Si l'avenir n'est pas écrit selon la formule consacrée, rien n'est plus certain depuis la dissolution de l'Assemblée nationale par le président de la République le 9 juin dernier. "L'incertitude" est ce qui caractérise cette période électorale, remarque Thomas Marty, politologue et chercheur à l'Université de Limoges. Il nous livre son analyse du paysage politique local.
En tant qu'observateur de la vie politique, comment analysez-vous la décision de la dissolution de l'Assemblée nationale ?

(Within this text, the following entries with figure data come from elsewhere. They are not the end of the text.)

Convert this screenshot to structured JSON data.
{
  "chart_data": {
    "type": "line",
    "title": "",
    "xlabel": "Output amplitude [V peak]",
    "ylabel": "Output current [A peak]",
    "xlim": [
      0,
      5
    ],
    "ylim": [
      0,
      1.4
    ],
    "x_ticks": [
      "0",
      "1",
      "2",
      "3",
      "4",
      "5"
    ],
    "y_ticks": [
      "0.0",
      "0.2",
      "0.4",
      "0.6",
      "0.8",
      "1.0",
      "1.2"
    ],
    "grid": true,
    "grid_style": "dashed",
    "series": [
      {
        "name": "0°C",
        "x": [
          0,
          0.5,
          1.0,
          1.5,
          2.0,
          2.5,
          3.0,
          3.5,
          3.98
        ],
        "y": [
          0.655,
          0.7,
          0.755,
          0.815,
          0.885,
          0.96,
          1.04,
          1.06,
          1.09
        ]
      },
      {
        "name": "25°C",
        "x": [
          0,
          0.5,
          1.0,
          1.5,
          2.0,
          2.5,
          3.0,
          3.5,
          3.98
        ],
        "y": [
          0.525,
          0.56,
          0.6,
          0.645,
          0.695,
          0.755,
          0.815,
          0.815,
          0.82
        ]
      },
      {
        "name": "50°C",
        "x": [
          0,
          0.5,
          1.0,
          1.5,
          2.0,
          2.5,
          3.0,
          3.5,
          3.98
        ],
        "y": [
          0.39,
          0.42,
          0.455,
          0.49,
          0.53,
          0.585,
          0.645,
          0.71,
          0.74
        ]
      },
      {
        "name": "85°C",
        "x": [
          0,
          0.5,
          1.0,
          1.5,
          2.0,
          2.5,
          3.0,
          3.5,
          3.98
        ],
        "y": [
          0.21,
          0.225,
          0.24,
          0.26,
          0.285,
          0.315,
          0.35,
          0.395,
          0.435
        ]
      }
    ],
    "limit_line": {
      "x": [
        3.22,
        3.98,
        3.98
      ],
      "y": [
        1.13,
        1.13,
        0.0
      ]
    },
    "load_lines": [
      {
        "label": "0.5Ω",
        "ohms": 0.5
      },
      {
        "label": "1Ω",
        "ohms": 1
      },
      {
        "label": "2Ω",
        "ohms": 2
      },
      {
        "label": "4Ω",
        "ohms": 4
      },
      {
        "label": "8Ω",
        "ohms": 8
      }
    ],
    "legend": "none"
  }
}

Thomas Marty : La dissolution crée un épisode politique auquel on ne s'attendait pas et donc beaucoup d'incertitudes en politique. On remarque que l'extrême droite est à la main idéologiquement et la France suit ce qui se passe en Europe. Et puis, nous avons cette impression que tous les six mois, il y a une crise politique ou sociale. Avec la dissolution, le pouvoir politique rajoute de la crise à la crise.
Déjà, à la sortie des législatives en 2022, la dissolution a été évoquée comme une possibilité pour retrouver l'équilibre. Or, personne n'était préparé à cette possibilité, ça se voit à l'état de la désorganisation du monde politique, y compris dans le camp présidentiel. En Haute-Vienne, on voit que l'initiative de Guillaume Guérin, le président de la Métropole, est d'occuper un espace dans le centre pour lutter contre "les extrêmes", il a réussi à sortir des seconds couteaux et à créer la coalition "Initiative républicaine". De façon globale, les députés sortants (Stéphane Delautrette, Manon Meunier et Damien Maudet) n'étaient pas prêts à remettre leurs mandats en jeu et du côté des adversaires personne n'était prêt sauf le Rassemblement national qui (d'après eux) assurent qu'ils avaient une liste de candidats déjà désignés. D'un autre côté, la gauche représente une stabilité avec la coalition du Nouveau Front populaire.
Quels enseignements peut-on tirer des européennes ?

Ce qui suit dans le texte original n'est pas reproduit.